Credit WOS Festival Leo Lopez 2

Tomoko Sauvage
Waterbowls

Performance

Instrumentation is limited only to where it is taken. Jalatharangam, the majestic Indian Carnatic tradition in which bowls of water are played, gently pushed opened the door for Tomoko Sauvage’s invention of bewildering electro-aquatic instruments. The beautiful music she makes with them shares the intensely calming hollowed-out wisdom of their original inspiration, with the welcome surprise of an impossible meeting of elements.
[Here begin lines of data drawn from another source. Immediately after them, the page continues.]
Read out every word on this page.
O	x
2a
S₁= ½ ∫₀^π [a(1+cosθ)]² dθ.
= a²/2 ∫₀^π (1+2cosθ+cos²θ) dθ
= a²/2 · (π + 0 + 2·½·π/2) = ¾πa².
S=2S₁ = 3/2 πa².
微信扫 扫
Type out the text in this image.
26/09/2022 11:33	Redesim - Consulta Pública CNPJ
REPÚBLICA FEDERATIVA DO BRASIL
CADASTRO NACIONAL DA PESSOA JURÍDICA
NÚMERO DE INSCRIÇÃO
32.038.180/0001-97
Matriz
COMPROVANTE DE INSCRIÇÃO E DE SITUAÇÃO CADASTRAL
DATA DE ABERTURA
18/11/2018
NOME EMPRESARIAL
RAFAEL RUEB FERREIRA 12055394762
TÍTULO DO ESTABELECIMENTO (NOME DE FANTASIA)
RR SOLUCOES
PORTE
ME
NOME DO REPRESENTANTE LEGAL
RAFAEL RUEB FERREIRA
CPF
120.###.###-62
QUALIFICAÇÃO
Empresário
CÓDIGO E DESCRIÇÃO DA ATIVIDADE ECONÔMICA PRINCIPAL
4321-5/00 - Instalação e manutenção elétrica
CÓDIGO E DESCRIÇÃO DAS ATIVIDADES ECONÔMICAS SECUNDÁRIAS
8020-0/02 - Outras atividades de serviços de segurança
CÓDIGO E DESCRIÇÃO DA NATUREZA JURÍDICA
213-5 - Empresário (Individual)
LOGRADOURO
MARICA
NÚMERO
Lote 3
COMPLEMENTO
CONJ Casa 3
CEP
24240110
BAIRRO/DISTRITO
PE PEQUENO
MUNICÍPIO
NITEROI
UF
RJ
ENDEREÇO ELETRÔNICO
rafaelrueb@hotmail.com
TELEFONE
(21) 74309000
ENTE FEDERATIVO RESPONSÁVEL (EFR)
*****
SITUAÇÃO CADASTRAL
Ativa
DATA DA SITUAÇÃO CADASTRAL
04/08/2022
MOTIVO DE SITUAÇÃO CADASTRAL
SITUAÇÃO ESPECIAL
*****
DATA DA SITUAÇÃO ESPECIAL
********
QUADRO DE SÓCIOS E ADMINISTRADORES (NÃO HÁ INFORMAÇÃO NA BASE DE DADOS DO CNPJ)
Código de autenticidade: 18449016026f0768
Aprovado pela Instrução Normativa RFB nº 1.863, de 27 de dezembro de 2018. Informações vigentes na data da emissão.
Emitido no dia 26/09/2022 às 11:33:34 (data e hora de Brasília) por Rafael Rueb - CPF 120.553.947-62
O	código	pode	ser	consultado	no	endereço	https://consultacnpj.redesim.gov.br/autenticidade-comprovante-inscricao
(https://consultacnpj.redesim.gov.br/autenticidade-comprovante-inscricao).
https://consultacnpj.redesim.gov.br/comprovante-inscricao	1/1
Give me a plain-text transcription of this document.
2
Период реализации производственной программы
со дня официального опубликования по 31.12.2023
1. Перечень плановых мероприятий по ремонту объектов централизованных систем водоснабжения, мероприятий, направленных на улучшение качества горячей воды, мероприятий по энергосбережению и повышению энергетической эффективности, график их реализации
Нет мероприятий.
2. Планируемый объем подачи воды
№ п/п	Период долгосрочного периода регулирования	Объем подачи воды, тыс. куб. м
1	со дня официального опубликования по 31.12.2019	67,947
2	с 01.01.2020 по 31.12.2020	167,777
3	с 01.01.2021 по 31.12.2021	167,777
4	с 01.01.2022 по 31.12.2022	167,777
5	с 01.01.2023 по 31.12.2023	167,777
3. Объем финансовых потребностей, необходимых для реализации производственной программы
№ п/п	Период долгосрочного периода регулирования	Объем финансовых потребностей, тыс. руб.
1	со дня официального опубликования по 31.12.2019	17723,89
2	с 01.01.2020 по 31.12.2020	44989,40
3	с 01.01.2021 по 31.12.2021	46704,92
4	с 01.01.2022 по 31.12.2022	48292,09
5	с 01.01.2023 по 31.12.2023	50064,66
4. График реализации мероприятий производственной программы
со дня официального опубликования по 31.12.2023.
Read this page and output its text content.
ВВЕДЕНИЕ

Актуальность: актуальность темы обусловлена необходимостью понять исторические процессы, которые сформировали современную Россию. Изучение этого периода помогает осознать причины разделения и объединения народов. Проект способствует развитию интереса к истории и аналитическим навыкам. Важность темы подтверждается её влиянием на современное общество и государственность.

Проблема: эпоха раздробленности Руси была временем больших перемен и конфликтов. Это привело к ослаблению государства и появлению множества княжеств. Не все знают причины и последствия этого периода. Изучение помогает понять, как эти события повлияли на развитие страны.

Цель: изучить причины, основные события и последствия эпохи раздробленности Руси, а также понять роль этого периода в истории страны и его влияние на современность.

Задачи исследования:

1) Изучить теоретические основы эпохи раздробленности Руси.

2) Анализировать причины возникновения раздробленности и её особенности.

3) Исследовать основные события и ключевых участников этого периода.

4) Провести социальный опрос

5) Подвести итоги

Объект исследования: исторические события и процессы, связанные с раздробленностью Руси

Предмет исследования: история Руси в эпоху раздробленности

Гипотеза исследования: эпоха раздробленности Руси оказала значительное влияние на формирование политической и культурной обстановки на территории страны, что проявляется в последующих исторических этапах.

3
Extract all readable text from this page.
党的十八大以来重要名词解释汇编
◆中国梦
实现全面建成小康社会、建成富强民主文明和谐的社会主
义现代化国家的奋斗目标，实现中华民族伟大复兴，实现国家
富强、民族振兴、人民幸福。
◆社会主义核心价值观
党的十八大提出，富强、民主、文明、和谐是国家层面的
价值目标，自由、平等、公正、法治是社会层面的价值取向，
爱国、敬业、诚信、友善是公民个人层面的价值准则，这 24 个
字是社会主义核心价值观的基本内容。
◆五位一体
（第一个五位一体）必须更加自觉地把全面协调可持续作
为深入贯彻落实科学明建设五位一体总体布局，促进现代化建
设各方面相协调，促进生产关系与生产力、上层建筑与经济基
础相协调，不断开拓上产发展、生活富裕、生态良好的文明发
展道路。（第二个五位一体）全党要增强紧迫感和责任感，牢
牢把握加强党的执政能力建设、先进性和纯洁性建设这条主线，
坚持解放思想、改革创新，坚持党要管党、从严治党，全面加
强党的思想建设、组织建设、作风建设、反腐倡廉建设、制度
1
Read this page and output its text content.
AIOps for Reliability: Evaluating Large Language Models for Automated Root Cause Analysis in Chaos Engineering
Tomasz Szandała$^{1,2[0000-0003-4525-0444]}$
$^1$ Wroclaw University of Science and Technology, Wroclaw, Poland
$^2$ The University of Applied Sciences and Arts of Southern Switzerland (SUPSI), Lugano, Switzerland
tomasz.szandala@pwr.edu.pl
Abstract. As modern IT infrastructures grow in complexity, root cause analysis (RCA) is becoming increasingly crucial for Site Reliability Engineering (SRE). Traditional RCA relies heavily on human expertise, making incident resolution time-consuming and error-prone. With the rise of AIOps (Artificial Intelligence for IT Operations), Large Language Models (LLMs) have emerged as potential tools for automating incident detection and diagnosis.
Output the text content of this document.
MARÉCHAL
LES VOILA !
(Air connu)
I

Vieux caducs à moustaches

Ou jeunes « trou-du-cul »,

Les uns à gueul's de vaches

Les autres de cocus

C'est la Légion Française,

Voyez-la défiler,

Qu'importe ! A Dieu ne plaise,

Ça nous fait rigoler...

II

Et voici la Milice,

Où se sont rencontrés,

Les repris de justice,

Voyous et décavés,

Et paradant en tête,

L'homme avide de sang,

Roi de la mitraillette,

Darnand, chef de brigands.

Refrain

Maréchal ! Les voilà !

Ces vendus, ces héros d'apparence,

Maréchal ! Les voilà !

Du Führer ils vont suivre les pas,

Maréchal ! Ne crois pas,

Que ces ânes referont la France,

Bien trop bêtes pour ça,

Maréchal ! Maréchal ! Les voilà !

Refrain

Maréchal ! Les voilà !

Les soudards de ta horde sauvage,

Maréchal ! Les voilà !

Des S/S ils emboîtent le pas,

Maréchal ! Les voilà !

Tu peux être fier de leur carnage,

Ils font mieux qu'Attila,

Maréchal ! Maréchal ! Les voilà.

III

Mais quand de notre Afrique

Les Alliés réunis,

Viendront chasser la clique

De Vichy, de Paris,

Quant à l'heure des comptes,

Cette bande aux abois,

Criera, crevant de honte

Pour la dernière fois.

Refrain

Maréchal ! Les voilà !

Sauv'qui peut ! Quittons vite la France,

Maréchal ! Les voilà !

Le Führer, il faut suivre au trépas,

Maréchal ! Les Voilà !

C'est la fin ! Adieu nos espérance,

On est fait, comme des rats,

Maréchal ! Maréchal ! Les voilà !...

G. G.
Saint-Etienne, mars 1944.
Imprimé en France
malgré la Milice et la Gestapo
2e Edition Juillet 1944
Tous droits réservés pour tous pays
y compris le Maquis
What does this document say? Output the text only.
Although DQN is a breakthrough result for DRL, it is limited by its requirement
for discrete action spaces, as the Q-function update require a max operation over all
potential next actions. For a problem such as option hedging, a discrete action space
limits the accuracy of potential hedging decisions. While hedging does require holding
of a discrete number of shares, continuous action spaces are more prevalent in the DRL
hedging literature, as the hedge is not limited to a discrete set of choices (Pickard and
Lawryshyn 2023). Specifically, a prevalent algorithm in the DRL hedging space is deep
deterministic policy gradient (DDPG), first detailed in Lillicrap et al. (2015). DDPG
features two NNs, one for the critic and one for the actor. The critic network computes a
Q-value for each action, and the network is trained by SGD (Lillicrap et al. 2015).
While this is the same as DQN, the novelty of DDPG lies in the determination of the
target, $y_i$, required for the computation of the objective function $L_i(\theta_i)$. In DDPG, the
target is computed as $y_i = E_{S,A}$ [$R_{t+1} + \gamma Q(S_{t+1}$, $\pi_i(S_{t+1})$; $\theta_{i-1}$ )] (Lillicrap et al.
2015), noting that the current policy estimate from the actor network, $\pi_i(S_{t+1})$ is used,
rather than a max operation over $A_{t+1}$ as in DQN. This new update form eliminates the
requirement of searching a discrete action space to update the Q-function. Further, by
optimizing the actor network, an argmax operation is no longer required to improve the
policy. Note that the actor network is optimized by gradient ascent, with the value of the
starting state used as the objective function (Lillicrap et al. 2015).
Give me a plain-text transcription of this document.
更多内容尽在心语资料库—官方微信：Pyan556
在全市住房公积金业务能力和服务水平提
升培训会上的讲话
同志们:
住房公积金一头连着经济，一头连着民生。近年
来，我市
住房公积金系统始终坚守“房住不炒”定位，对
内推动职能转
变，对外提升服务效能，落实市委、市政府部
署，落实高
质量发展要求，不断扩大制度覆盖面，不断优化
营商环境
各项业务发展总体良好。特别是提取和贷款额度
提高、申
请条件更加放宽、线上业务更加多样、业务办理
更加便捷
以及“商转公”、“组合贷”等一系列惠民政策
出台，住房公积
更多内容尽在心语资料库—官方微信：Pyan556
Over the past decade, Tomoko Sauvage has been working on a natural synthesizer’ combining water, ceramics and hydrophones. Porcelain bowls, water drops, waves and bubbles as well as hydrophonic feedback and electronics are the main ingredients of her instrument that generates a fluid timbre. Waterbowls contemplates, tunes and connects with both the material and the immaterial in keeping a fragile balance between hazard and mastery.

Tomoko Sauvage HD WO Sx SONEG 2018 by Leo Lopez 09

Born and raised in Yokohama, Tomoko Sauvage moved to Paris in 2003 after studying jazz piano in New York. After listening to Alice Coltrane and Terry Riley, she began to focus on improvisation in Hindustani music. In 2006, she attended a concert by Aanayampatti Ganesan, who plays the traditional Carnatic water-filled porcelain bowls called Jalatharangam. Sauvage took this as inspiration in making an underwater microphone, and later, electro-aquatic instruments. Her latest solo album is the LP Musique Hydromantique (Shelter Press, 2017). Her compositions have been aired on the BBC and NPR and she has performed at international festivals and venues including The Long Now – Maerz Musik in Berlin and Unsound Festival in Krakow.